L'Allemagne, la France et le Royaume-Uni peuvent s'engager dans une coopération nécessaire en matière de renseignement sans compromettre l'interdiction absolue de la torture, a expliqué Human Rights Watch. Pour ce faire, ils doivent demander des explications dignes de ce nom aux pays qui envoient des informations afin de déterminer s'il y a eu recours à la torture pour les obtenir et afin de connaître les mesures que les autorités ont prises pour réclamer des comptes aux responsables de tout acte répréhensible mis en lumière.
La coopération devrait être suspendue dans les cas où il existe des raisons de croire que la torture ou des mauvais traitements ont été infligés pour arracher les données partagées. Il est également nécessaire de mettre en place un contrôle parlementaire plus strict de la coopération en matière de renseignement, ainsi que des règles plus fermes pour empêcher que les informations obtenues sous la torture ne soient introduites dans les procédures judiciaires.
« L'Europe a été obligée d'assumer sa complicité dans les exactions américaines commises dans la lutte contre le terrorisme », a ajouté Judith Sunderland. « L'heure est venue pour l'Allemagne, la France et le Royaume-Uni de reconnaître leur responsabilité dans les sévices infligés par des tiers et de veiller à ce que la coopération dans le domaine du renseignement ne perpétue pas ces pratiques répréhensibles. »

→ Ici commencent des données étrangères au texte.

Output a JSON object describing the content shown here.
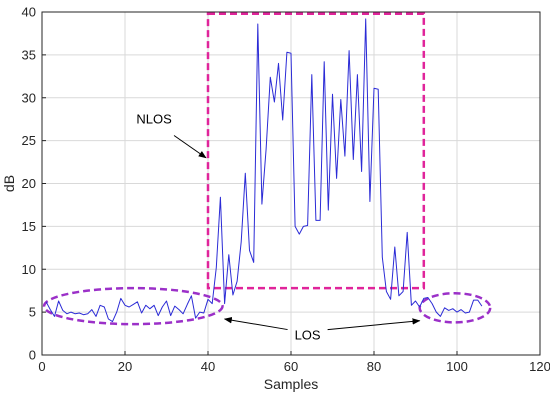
{
  "chart_data": {
    "type": "line",
    "title": "",
    "xlabel": "Samples",
    "ylabel": "dB",
    "xlim": [
      0,
      120
    ],
    "ylim": [
      0,
      40
    ],
    "xticks": [
      0,
      20,
      40,
      60,
      80,
      100,
      120
    ],
    "yticks": [
      0,
      5,
      10,
      15,
      20,
      25,
      30,
      35,
      40
    ],
    "grid": true,
    "colors": {
      "line": "#2b2bd6",
      "nlos_box": "#e0249a",
      "los_ellipse": "#9b30c8",
      "grid": "#d9d9d9"
    },
    "series": [
      {
        "values": [
          [
            1,
            6.2
          ],
          [
            2,
            5.3
          ],
          [
            3,
            4.5
          ],
          [
            4,
            6.3
          ],
          [
            5,
            5.2
          ],
          [
            6,
            4.8
          ],
          [
            7,
            5.0
          ],
          [
            8,
            4.8
          ],
          [
            9,
            4.9
          ],
          [
            10,
            4.7
          ],
          [
            11,
            4.8
          ],
          [
            12,
            5.3
          ],
          [
            13,
            4.5
          ],
          [
            14,
            5.8
          ],
          [
            15,
            5.6
          ],
          [
            16,
            4.2
          ],
          [
            17,
            3.9
          ],
          [
            18,
            5.0
          ],
          [
            19,
            6.6
          ],
          [
            20,
            5.8
          ],
          [
            21,
            5.6
          ],
          [
            22,
            5.9
          ],
          [
            23,
            6.2
          ],
          [
            24,
            4.9
          ],
          [
            25,
            5.8
          ],
          [
            26,
            5.4
          ],
          [
            27,
            5.8
          ],
          [
            28,
            4.6
          ],
          [
            29,
            5.6
          ],
          [
            30,
            6.3
          ],
          [
            31,
            4.6
          ],
          [
            32,
            5.7
          ],
          [
            33,
            5.3
          ],
          [
            34,
            4.8
          ],
          [
            35,
            5.9
          ],
          [
            36,
            6.9
          ],
          [
            37,
            4.3
          ],
          [
            38,
            5.0
          ],
          [
            39,
            4.9
          ],
          [
            40,
            6.5
          ],
          [
            41,
            6.0
          ],
          [
            42,
            10.2
          ],
          [
            43,
            18.4
          ],
          [
            44,
            6.0
          ],
          [
            45,
            11.7
          ],
          [
            46,
            7.0
          ],
          [
            47,
            8.6
          ],
          [
            48,
            13.2
          ],
          [
            49,
            21.2
          ],
          [
            50,
            12.2
          ],
          [
            51,
            10.8
          ],
          [
            52,
            38.6
          ],
          [
            53,
            17.6
          ],
          [
            54,
            24.0
          ],
          [
            55,
            32.4
          ],
          [
            56,
            29.5
          ],
          [
            57,
            34.0
          ],
          [
            58,
            27.4
          ],
          [
            59,
            35.3
          ],
          [
            60,
            35.2
          ],
          [
            61,
            15.0
          ],
          [
            62,
            14.1
          ],
          [
            63,
            15.0
          ],
          [
            64,
            15.1
          ],
          [
            65,
            32.7
          ],
          [
            66,
            15.7
          ],
          [
            67,
            15.7
          ],
          [
            68,
            34.2
          ],
          [
            69,
            16.9
          ],
          [
            70,
            30.4
          ],
          [
            71,
            20.6
          ],
          [
            72,
            29.8
          ],
          [
            73,
            23.2
          ],
          [
            74,
            35.5
          ],
          [
            75,
            22.8
          ],
          [
            76,
            32.7
          ],
          [
            77,
            21.4
          ],
          [
            78,
            39.2
          ],
          [
            79,
            17.9
          ],
          [
            80,
            31.1
          ],
          [
            81,
            31.0
          ],
          [
            82,
            11.4
          ],
          [
            83,
            7.4
          ],
          [
            84,
            6.5
          ],
          [
            85,
            12.6
          ],
          [
            86,
            6.9
          ],
          [
            87,
            7.4
          ],
          [
            88,
            14.3
          ],
          [
            89,
            5.8
          ],
          [
            90,
            6.3
          ],
          [
            91,
            5.6
          ],
          [
            92,
            6.6
          ],
          [
            93,
            6.7
          ],
          [
            94,
            6.0
          ],
          [
            95,
            5.0
          ],
          [
            96,
            4.5
          ],
          [
            97,
            5.5
          ],
          [
            98,
            5.2
          ],
          [
            99,
            5.4
          ],
          [
            100,
            5.0
          ],
          [
            101,
            5.3
          ],
          [
            102,
            4.9
          ],
          [
            103,
            5.0
          ],
          [
            104,
            6.4
          ],
          [
            105,
            6.4
          ],
          [
            106,
            5.7
          ]
        ]
      }
    ],
    "annotations": [
      {
        "text": "NLOS",
        "label_x": 27,
        "label_y": 27.0,
        "arrow_to": [
          39.5,
          23.0
        ]
      },
      {
        "text": "LOS",
        "label_x": 64,
        "label_y": 1.8,
        "arrows_to": [
          [
            44,
            4.2
          ],
          [
            91,
            4.0
          ]
        ]
      }
    ],
    "nlos_box": {
      "x0": 40,
      "x1": 92,
      "y0": 7.8,
      "y1": 39.8
    },
    "los_regions": [
      {
        "cx": 22,
        "cy": 5.7,
        "rx": 21.5,
        "ry": 2.1
      },
      {
        "cx": 99.5,
        "cy": 5.5,
        "rx": 8.5,
        "ry": 1.7
      }
    ]
  }
}
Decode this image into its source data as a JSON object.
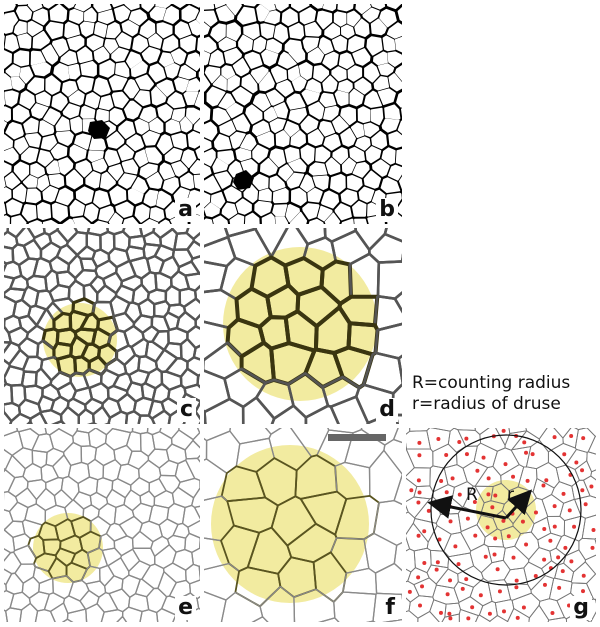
{
  "panels": [
    {
      "id": "a",
      "label": "a",
      "style": "binary"
    },
    {
      "id": "b",
      "label": "b",
      "style": "binary"
    },
    {
      "id": "c",
      "label": "c",
      "style": "dark-gray"
    },
    {
      "id": "d",
      "label": "d",
      "style": "dark-gray"
    },
    {
      "id": "e",
      "label": "e",
      "style": "light-gray"
    },
    {
      "id": "f",
      "label": "f",
      "style": "light-gray"
    },
    {
      "id": "g",
      "label": "g",
      "style": "voronoi"
    }
  ],
  "legend": {
    "line1": "R=counting radius",
    "line2": "r=radius of druse"
  },
  "panel_g": {
    "big_radius_label": "R",
    "small_radius_label": "r"
  },
  "colors": {
    "druse_highlight": "#f2eba0",
    "cell_border_black": "#000000",
    "cell_border_gray": "#555555",
    "cell_border_light": "#8a8a8a",
    "cell_center_dot": "#e33333",
    "scale_bar": "#666666"
  }
}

Human Rights Watch a appelé les gouvernements allemand, français et britannique à :
- Rejeter publiquement l'utilisation de renseignements qui émanent de pays tiers et ont été obtenus sous la torture ou au moyen de traitements cruels, inhumains ou dégradants ;
- Réaffirmer l'interdiction absolue frappant l'utilisation d'éléments de preuve recueillis au moyen de la torture dans tout type de procédure ;
- Clarifier les règles de procédure relatives à l'exclusion des éléments de preuve obtenus sous la torture dans des procédures pénales et civiles afin de préciser clairement que lorsqu'il est allégué qu'une déclaration a été faite sous la torture, c'est à l'État qu'incombe la charge de démontrer que ladite déclaration n'a pas été faite sous la torture ;
- Veiller à ce que les services de renseignement nationaux disposent de directives claires concernant les contacts qu'il convient d'entretenir avec des services homologues connus pour leur pratique de la torture, et faire en sorte que les accords de coopération conclus avec des pays tiers dans le domaine du renseignement comprennent des dispositions claires relatives aux droits humains, y compris le devoir de suspendre la coopération dans tout cas particulier où des accusations crédibles de torture se font jour ;
- Renforcer le contrôle exercé par le parlement sur les services de renseignement nationaux ; et
- Veiller à ce que toute forme de complicité de torture constitue une infraction pénale au regard du droit national, et à ce que les agents de l'État complices d'actes de torture dans quelque endroit du monde soient poursuivis, y compris ceux qui reçoivent systématiquement des informations de pays et d'agences connus pour leur pratique de la torture.